George Lincoln Rockwell, American Fuehrer

| 16 Feb 2015 | 04:54

    Although Rockwell affected a corncob pipe, his entry was an antismoking illustration for the American Cancer Society. Rockwell believed Sen. Joseph McCarthy's allegations of communist infiltration into the U.S. government. When recalled to active duty during the Korean War, he studied communism in the San Diego Public Library, where he found the Western powers' contemporary official documents on the Bolshevik Revolution, such as the Overman Report to President Wilson. These are a bigot's treasure trove: state publications describing the Bolshevik leaders in terms such as "atheistic Jews of the shabbiest and most dangerous kind." n Then he read Mein Kampf. Rockwell swallowed it whole over two or three days, even reading it while on duty. He found it, according to his autobiography, This Time the World, "mental sunshine which bathed all the gray world in the clear light of reason and understanding." Finally, he devoured American anti-Semitic materials, including Common Sense, a rag published by Conde McGinley, a longtime Jersey Jew-baiter. Rockwell convinced himself that a Jewish-communist conspiracy was subverting American society through racial integration and miscegenation.

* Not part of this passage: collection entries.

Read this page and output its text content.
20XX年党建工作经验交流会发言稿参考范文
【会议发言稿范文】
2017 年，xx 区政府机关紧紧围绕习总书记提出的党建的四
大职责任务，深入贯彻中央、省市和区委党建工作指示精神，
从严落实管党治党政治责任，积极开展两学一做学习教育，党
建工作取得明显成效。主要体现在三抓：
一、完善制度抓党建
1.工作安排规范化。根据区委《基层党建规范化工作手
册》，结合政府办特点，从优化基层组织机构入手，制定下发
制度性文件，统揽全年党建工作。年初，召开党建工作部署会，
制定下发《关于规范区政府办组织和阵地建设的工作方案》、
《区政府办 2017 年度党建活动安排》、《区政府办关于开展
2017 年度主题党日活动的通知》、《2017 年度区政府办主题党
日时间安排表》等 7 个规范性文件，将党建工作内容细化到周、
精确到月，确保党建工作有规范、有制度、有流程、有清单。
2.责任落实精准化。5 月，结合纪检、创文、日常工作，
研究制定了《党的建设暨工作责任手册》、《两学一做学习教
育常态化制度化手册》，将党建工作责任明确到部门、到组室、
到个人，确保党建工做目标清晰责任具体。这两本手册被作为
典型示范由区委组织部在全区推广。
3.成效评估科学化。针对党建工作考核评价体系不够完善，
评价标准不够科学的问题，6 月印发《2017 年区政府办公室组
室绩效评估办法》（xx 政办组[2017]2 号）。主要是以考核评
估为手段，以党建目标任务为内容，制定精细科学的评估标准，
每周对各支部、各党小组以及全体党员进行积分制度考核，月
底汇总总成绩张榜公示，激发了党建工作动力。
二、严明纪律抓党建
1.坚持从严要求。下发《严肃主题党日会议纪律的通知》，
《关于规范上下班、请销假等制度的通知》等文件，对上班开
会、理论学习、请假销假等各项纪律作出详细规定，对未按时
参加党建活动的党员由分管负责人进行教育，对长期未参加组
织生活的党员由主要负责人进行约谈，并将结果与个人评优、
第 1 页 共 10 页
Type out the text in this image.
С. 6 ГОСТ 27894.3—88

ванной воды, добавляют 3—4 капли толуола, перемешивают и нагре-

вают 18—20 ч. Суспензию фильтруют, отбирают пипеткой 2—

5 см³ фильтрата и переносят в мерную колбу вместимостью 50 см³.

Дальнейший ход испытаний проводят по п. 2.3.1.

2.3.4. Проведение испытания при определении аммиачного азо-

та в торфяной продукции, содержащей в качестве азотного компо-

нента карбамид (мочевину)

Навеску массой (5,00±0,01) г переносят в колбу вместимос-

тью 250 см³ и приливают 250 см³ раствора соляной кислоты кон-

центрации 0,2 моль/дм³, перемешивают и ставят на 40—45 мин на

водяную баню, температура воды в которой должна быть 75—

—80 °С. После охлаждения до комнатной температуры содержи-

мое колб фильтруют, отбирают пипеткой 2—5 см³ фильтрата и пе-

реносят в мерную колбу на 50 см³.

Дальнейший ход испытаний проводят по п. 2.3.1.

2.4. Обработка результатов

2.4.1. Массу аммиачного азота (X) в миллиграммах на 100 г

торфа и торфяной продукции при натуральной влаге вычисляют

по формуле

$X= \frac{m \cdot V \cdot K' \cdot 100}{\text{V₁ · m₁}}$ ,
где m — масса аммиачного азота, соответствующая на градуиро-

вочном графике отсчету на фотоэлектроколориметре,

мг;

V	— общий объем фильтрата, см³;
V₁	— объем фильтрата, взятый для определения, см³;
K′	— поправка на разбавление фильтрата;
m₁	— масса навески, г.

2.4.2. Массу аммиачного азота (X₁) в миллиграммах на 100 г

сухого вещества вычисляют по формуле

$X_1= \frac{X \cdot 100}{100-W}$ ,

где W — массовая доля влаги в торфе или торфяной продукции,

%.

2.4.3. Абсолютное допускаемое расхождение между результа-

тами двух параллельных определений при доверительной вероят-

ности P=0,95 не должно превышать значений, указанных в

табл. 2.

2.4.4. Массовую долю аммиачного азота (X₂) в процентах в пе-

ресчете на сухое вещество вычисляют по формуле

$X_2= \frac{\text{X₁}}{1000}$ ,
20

    In 1954, he returned to civilian life and started a magazine for servicemen's wives: he sold his interest after a falling out with his backers. He briefly moved to New York, where he was just as briefly assistant publisher of the American Mercury, founded by H.L. Mencken and since transmitted to very strange hands indeed.

    Then he met Harold Arrowsmith Jr., a wealthy racist. Arrowsmith loved to research and write scrupulously footnoted anti-Semitic articles for unsuccessful submission to mainstream publications. He hired Rockwell to establish the National Committee to Free America from Jewish Domination. The committee was to print, publish and distribute material documenting the Jewish-communist conspiracy. However, Rockwell went beyond this: he began "agitation of such a blatant and revolutionary sort that the mass media could not ignore it."

    On July 29, 1958, he organized the first public protest since 1941 against alleged Jewish control of the United States government. He picketed the White House to protest President Eisenhower's decision to send the Marines to Lebanon, bearing a sign reading "SAVE IKE FROM THE KIKES." The media attention pleased Rockwell. It horrified Arrowsmith, who withdrew his money.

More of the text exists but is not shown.